On the third night, I’m putting my daughter to bed and my best friend and I are texting about everything in life that’s important and not important at the same time. And I don’t want to add any stress to her plate. She has a real life. With her own family and their stuff going on in this incredibly difficult pandemic year. It’s not my place to add on to it. The conversation is going on and I finally just ask her “can I share something a little traumatic” knowing because of the kind soul she is that she is going to listen to me without judgment without a holier than thou response.

And I just tell her.. and I keep telling her and I even send her the picture of my arm that I took in the bathroom earlier. My phone ends up dying as my kid is just about to fall asleep so I don’t move to charge it to get back to her. I know she will understand. My kid falls asleep and I can get back to text her a wrap-up text for the night. But as I sat in the dark with my phone charging I just needed to put all of this in words. I couldn’t hold it all in anymore.

I don’t know the next step or what’s going to happen. I don’t know if we will be able to speak about it openly or pretend everything is back in its place in a few more days. I’m not writing this to shame him or but myself out there as this warrior for self-worth and confidence. That I’m not.

I’m writing this intending to share it. With the intention of that one sentence in the article that was my shattered lightbulb moment. My goal is to give someone else some type of perspective on their situation. My goal is to show you it’s not all at once, it’s not like you walk into a group and say sign me up for your cult.

It’s not like you go to the Narcissist Newspaper and say can I place a personal ad? It happens over time and it’s easy for you to see the red flags because I placed them so perfectly in the paragraphs above. But you overlook them in real-time because you see how your daughter laughs with her whole belly when they play together. You overlook the moment he jokingly called you lazy because you have had called him the worst names in your head. You overlook when you asked him to give up caffeine with you during your pregnancy he said nope because he didn’t have to.

You do it because there are good moments that last longer than the bad ones. You hang on to the positive memories because remember you’re just going through a rough patch.

Like I said earlier, I knew I was in a toxic relationship but would often downplay the situation to my closest friends because I didn’t want them to hate him or pity me. I didn’t want to be judged for staying or even complaining.
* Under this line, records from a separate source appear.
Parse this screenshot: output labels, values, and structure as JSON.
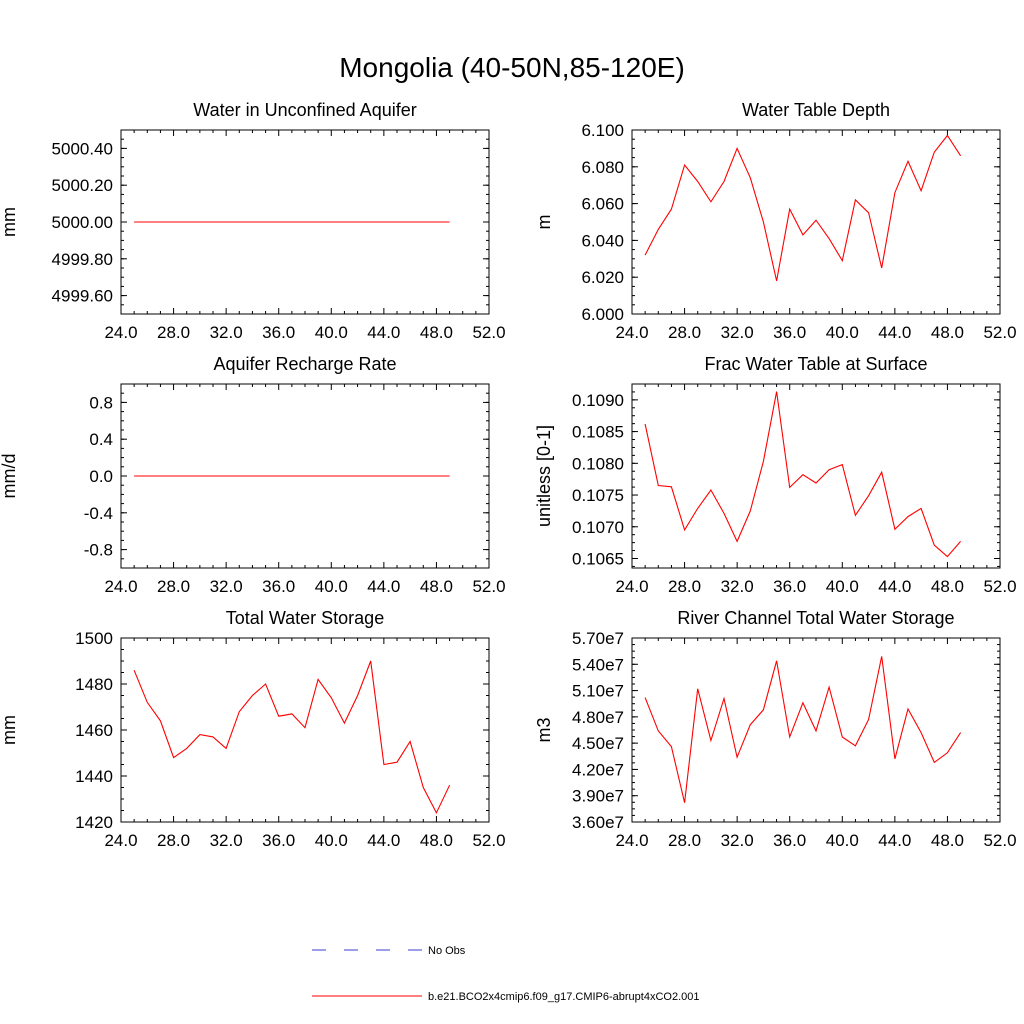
{
  "title": "Mongolia (40-50N,85-120E)",
  "legend": [
    {
      "label": "No Obs",
      "color": "#3b3bd4",
      "dash": true
    },
    {
      "label": "b.e21.BCO2x4cmip6.f09_g17.CMIP6-abrupt4xCO2.001",
      "color": "#ff0000",
      "dash": false
    }
  ],
  "colors": {
    "series": "#ff0000",
    "axis": "#000000"
  },
  "chart_data": [
    {
      "type": "line",
      "title": "Water in Unconfined Aquifer",
      "ylabel": "mm",
      "xlim": [
        24,
        52
      ],
      "ylim": [
        4999.5,
        5000.5
      ],
      "xticks": [
        "24.0",
        "28.0",
        "32.0",
        "36.0",
        "40.0",
        "44.0",
        "48.0",
        "52.0"
      ],
      "yticks": [
        4999.6,
        4999.8,
        5000.0,
        5000.2,
        5000.4
      ],
      "yticklabels": [
        "4999.60",
        "4999.80",
        "5000.00",
        "5000.20",
        "5000.40"
      ],
      "series": [
        {
          "x": [
            25,
            26,
            27,
            28,
            29,
            30,
            31,
            32,
            33,
            34,
            35,
            36,
            37,
            38,
            39,
            40,
            41,
            42,
            43,
            44,
            45,
            46,
            47,
            48,
            49
          ],
          "values": [
            5000,
            5000,
            5000,
            5000,
            5000,
            5000,
            5000,
            5000,
            5000,
            5000,
            5000,
            5000,
            5000,
            5000,
            5000,
            5000,
            5000,
            5000,
            5000,
            5000,
            5000,
            5000,
            5000,
            5000,
            5000
          ]
        }
      ]
    },
    {
      "type": "line",
      "title": "Water Table Depth",
      "ylabel": "m",
      "xlim": [
        24,
        52
      ],
      "ylim": [
        6.0,
        6.1
      ],
      "xticks": [
        "24.0",
        "28.0",
        "32.0",
        "36.0",
        "40.0",
        "44.0",
        "48.0",
        "52.0"
      ],
      "yticks": [
        6.0,
        6.02,
        6.04,
        6.06,
        6.08,
        6.1
      ],
      "yticklabels": [
        "6.000",
        "6.020",
        "6.040",
        "6.060",
        "6.080",
        "6.100"
      ],
      "series": [
        {
          "x": [
            25,
            26,
            27,
            28,
            29,
            30,
            31,
            32,
            33,
            34,
            35,
            36,
            37,
            38,
            39,
            40,
            41,
            42,
            43,
            44,
            45,
            46,
            47,
            48,
            49
          ],
          "values": [
            6.032,
            6.046,
            6.057,
            6.081,
            6.072,
            6.061,
            6.072,
            6.09,
            6.074,
            6.05,
            6.018,
            6.057,
            6.043,
            6.051,
            6.041,
            6.029,
            6.062,
            6.055,
            6.025,
            6.066,
            6.083,
            6.067,
            6.088,
            6.097,
            6.086
          ]
        }
      ]
    },
    {
      "type": "line",
      "title": "Aquifer Recharge Rate",
      "ylabel": "mm/d",
      "xlim": [
        24,
        52
      ],
      "ylim": [
        -1.0,
        1.0
      ],
      "xticks": [
        "24.0",
        "28.0",
        "32.0",
        "36.0",
        "40.0",
        "44.0",
        "48.0",
        "52.0"
      ],
      "yticks": [
        -0.8,
        -0.4,
        0.0,
        0.4,
        0.8
      ],
      "yticklabels": [
        "-0.8",
        "-0.4",
        "0.0",
        "0.4",
        "0.8"
      ],
      "series": [
        {
          "x": [
            25,
            26,
            27,
            28,
            29,
            30,
            31,
            32,
            33,
            34,
            35,
            36,
            37,
            38,
            39,
            40,
            41,
            42,
            43,
            44,
            45,
            46,
            47,
            48,
            49
          ],
          "values": [
            0,
            0,
            0,
            0,
            0,
            0,
            0,
            0,
            0,
            0,
            0,
            0,
            0,
            0,
            0,
            0,
            0,
            0,
            0,
            0,
            0,
            0,
            0,
            0,
            0
          ]
        }
      ]
    },
    {
      "type": "line",
      "title": "Frac Water Table at Surface",
      "ylabel": "unitless [0-1]",
      "xlim": [
        24,
        52
      ],
      "ylim": [
        0.10635,
        0.10925
      ],
      "xticks": [
        "24.0",
        "28.0",
        "32.0",
        "36.0",
        "40.0",
        "44.0",
        "48.0",
        "52.0"
      ],
      "yticks": [
        0.1065,
        0.107,
        0.1075,
        0.108,
        0.1085,
        0.109
      ],
      "yticklabels": [
        "0.1065",
        "0.1070",
        "0.1075",
        "0.1080",
        "0.1085",
        "0.1090"
      ],
      "series": [
        {
          "x": [
            25,
            26,
            27,
            28,
            29,
            30,
            31,
            32,
            33,
            34,
            35,
            36,
            37,
            38,
            39,
            40,
            41,
            42,
            43,
            44,
            45,
            46,
            47,
            48,
            49
          ],
          "values": [
            0.10862,
            0.10765,
            0.10763,
            0.10695,
            0.10729,
            0.10758,
            0.10721,
            0.10677,
            0.10725,
            0.10803,
            0.10913,
            0.10762,
            0.10782,
            0.10769,
            0.1079,
            0.10798,
            0.10718,
            0.10749,
            0.10786,
            0.10696,
            0.10716,
            0.10729,
            0.10671,
            0.10653,
            0.10677
          ]
        }
      ]
    },
    {
      "type": "line",
      "title": "Total Water Storage",
      "ylabel": "mm",
      "xlim": [
        24,
        52
      ],
      "ylim": [
        1420,
        1500
      ],
      "xticks": [
        "24.0",
        "28.0",
        "32.0",
        "36.0",
        "40.0",
        "44.0",
        "48.0",
        "52.0"
      ],
      "yticks": [
        1420,
        1440,
        1460,
        1480,
        1500
      ],
      "yticklabels": [
        "1420",
        "1440",
        "1460",
        "1480",
        "1500"
      ],
      "series": [
        {
          "x": [
            25,
            26,
            27,
            28,
            29,
            30,
            31,
            32,
            33,
            34,
            35,
            36,
            37,
            38,
            39,
            40,
            41,
            42,
            43,
            44,
            45,
            46,
            47,
            48,
            49
          ],
          "values": [
            1486,
            1472,
            1464,
            1448,
            1452,
            1458,
            1457,
            1452,
            1468,
            1475,
            1480,
            1466,
            1467,
            1461,
            1482,
            1474,
            1463,
            1475,
            1490,
            1445,
            1446,
            1455,
            1435,
            1424,
            1436
          ]
        }
      ]
    },
    {
      "type": "line",
      "title": "River Channel Total Water Storage",
      "ylabel": "m3",
      "xlim": [
        24,
        52
      ],
      "ylim": [
        36000000,
        57000000
      ],
      "xticks": [
        "24.0",
        "28.0",
        "32.0",
        "36.0",
        "40.0",
        "44.0",
        "48.0",
        "52.0"
      ],
      "yticks": [
        36000000,
        39000000,
        42000000,
        45000000,
        48000000,
        51000000,
        54000000,
        57000000
      ],
      "yticklabels": [
        "3.60e7",
        "3.90e7",
        "4.20e7",
        "4.50e7",
        "4.80e7",
        "5.10e7",
        "5.40e7",
        "5.70e7"
      ],
      "series": [
        {
          "x": [
            25,
            26,
            27,
            28,
            29,
            30,
            31,
            32,
            33,
            34,
            35,
            36,
            37,
            38,
            39,
            40,
            41,
            42,
            43,
            44,
            45,
            46,
            47,
            48,
            49
          ],
          "values": [
            50200000,
            46400000,
            44600000,
            38200000,
            51200000,
            45300000,
            50100000,
            43400000,
            47100000,
            48800000,
            54400000,
            45700000,
            49600000,
            46400000,
            51400000,
            45700000,
            44700000,
            47700000,
            54900000,
            43200000,
            48900000,
            46200000,
            42800000,
            43900000,
            46200000
          ]
        }
      ]
    }
  ]
}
I would praise him often to them, “he is such a good Dad.” I would tell anyone I spoke with about parenthood, he was a natural and I struggled with postpartum and drinking. I would never tell anyone that he wouldn’t wake up in the middle of the night to feed or calm her down from her night terrors. Or that after I got off work he would check out with her, and would tell me on more than one occasion “my time is over now.”

I would never give the full story. Until tonight.

I hope that someone finds something helpful in my story. At the very least it’s allowed me to release what’s been running in my mind since the new year.